Arquivo

Diário Interior

18 de Setembro

O correspondente do Público em Nova Iorque decidiu brindar en passant os leitores do diário com uma expressão para qualificar o referendo na Califórnia: “bizarro carnaval eleitoral”. Presumo que os adjectivos estejam de alguma forma relacionados com o facto de se plebiscitar um mandato a meio e com a miríade de candidatos que se apresentam a sufrágio. O facto do referendo estar previsto na legislação, de ter sido convocado após a apresentação de milhões de assinaturas de californianos e de ser uma consulta popular e não um golpe de estado ou um impeachment parlamentar constitui, para muita gente, uma verdadeira bizarria. Quanto à quantidade e atributos dos candidatos a novo governador (caso o actual perca o plebiscito) julgava eu ser um óptimo sinal de progresso na sempre martelada questão da aproximação entre políticos e cidadãos. Naquela eleição, a grande maioria dos candidatos a políticos são mesmo o que normalmente que designa por “cidadão comum”. Afinal, diz-nos o jornalista, é um carnaval. Isto de qualquer um se poder candidatar a cargos políticos é uma palhaçada, pelos vistos. Obrigado, Pedro Ribeiro, pela profunda lição de democracia contida em apenas três palavras.

20 de Setembro

Vejo Adeus, Lenine de Wolfgang Becker. Com um título bastante sugestivo para gente nada saudosa da Guerra Fria, o filme retrata o esforço de um rapaz de Berlim Oriental para esconder da mãe, depois de oito meses em coma, a queda do muro e o fim da RDA a que dedicara a vida. Há um olhar divertido para o socialismo alemão oriental, a sua linguagem característica, a sua organização política, os seus hábitos de consumo, etc.

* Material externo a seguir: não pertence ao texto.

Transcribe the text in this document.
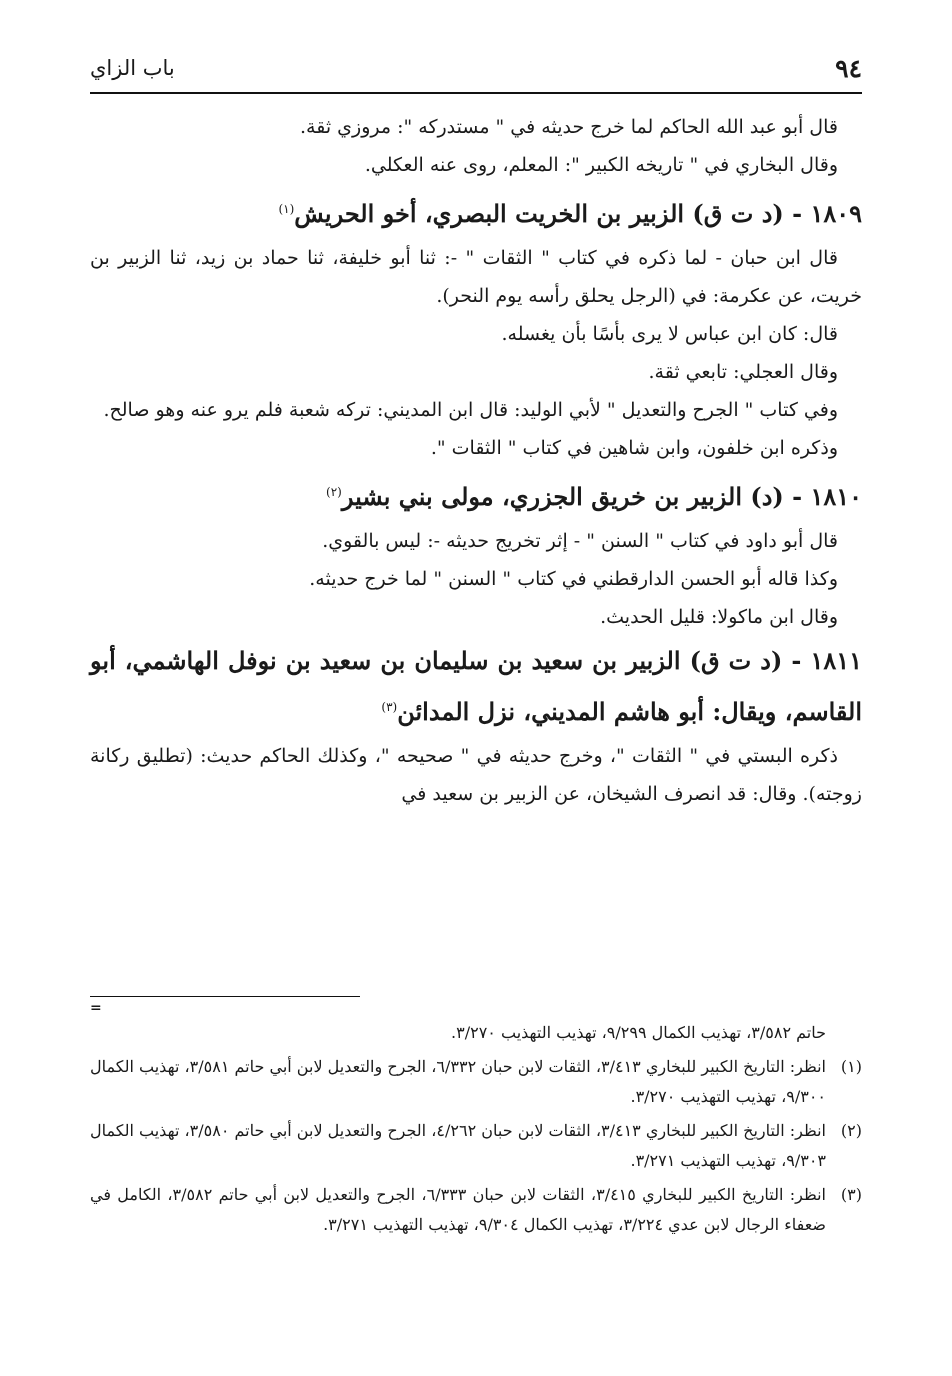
٩٤
باب الزاي

قال أبو عبد الله الحاكم لما خرج حديثه في " مستدركه ": مروزي ثقة.

وقال البخاري في " تاريخه الكبير ": المعلم، روى عنه العكلي.

١٨٠٩ - (د ت ق) الزبير بن الخريت البصري، أخو الحريش$^{(١)}$

قال ابن حبان - لما ذكره في كتاب " الثقات " -: ثنا أبو خليفة، ثنا حماد بن زيد، ثنا الزبير بن خريت، عن عكرمة: في (الرجل يحلق رأسه يوم النحر).

قال: كان ابن عباس لا يرى بأسًا بأن يغسله.

وقال العجلي: تابعي ثقة.

وفي كتاب " الجرح والتعديل " لأبي الوليد: قال ابن المديني: تركه شعبة فلم يرو عنه وهو صالح.

وذكره ابن خلفون، وابن شاهين في كتاب " الثقات ".

١٨١٠ - (د) الزبير بن خريق الجزري، مولى بني بشير$^{(٢)}$

قال أبو داود في كتاب " السنن " - إثر تخريج حديثه -: ليس بالقوي.

وكذا قاله أبو الحسن الدارقطني في كتاب " السنن " لما خرج حديثه.

وقال ابن ماكولا: قليل الحديث.

١٨١١ - (د ت ق) الزبير بن سعيد بن سليمان بن سعيد بن نوفل الهاشمي، أبو القاسم، ويقال: أبو هاشم المديني، نزل المدائن$^{(٣)}$

ذكره البستي في " الثقات "، وخرج حديثه في " صحيحه "، وكذلك الحاكم حديث: (تطليق ركانة زوجته). وقال: قد انصرف الشيخان، عن الزبير بن سعيد في

=

حاتم ٣/٥٨٢، تهذيب الكمال ٩/٢٩٩، تهذيب التهذيب ٣/٢٧٠.

(١)
انظر: التاريخ الكبير للبخاري ٣/٤١٣، الثقات لابن حبان ٦/٣٣٢، الجرح والتعديل لابن أبي حاتم ٣/٥٨١، تهذيب الكمال ٩/٣٠٠، تهذيب التهذيب ٣/٢٧٠.

(٢)
انظر: التاريخ الكبير للبخاري ٣/٤١٣، الثقات لابن حبان ٤/٢٦٢، الجرح والتعديل لابن أبي حاتم ٣/٥٨٠، تهذيب الكمال ٩/٣٠٣، تهذيب التهذيب ٣/٢٧١.

(٣)
انظر: التاريخ الكبير للبخاري ٣/٤١٥، الثقات لابن حبان ٦/٣٣٣، الجرح والتعديل لابن أبي حاتم ٣/٥٨٢، الكامل في ضعفاء الرجال لابن عدي ٣/٢٢٤، تهذيب الكمال ٩/٣٠٤، تهذيب التهذيب ٣/٢٧١.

O filme, bastante bom, remete para um sentimento actual na Alemanha de Leste, uma “ostalgia” (nostalgia do leste) em virtude da perda de algumas referências identitárias e da percepção dos sinais evidentes de crise. Num país onde as referências ao nazismo são ainda proibidas por lei, a ditadura socialista renasce sob a forma de merchandising revisionista. Nas memórias “dessa” RDA não existe a Stasi, não existe a proibição de sair do país, não existem senhas de racionamento, não existem zelosos funcionários do partido.

Os Trabant tornaram-se, como Che Guevara, ícones pop. A iconologia comunista é pretensamente ingénua, como se aquilo que representa não tivesse marcado da pior forma uma parte significativa do mundo durante mais de cinquenta anos.

21 de Setembro

O Governo estuda a hipótese de adiantar a hora para acertar os relógios com a Europa Central. Este Governo começa a demonstrar alguma incoerência. Afinal a Europa Central não é a Velha Europa? E nós não estamos no grupo da Outra Europa? Que Madrid mude mas é para o nosso fuso horário (de Lisboa e Londres) para chatear alemães e franceses.

22 de Setembro

Sou frequentemente questionado pelos horários de sono que mantenho. Não se trata de vida desregrada, mas de vivência cosmopolita. Apesar de os relógios portugueses marcarem cinco da manhã sempre que me deito e uma da tarde quando acordo, eu estou, na realidade, a reger-me pelo fuso horário de Nova Iorque. Cama por volta da meia-noite e alvorada às oito da manhã. Segundo dizem os entendidos, é o horário ideal. Tenho amigos que contestam esta tese por eu não viver na costa Leste dos EUA, o que me parece uma evidente embirração. É dizer mal por dizer mal.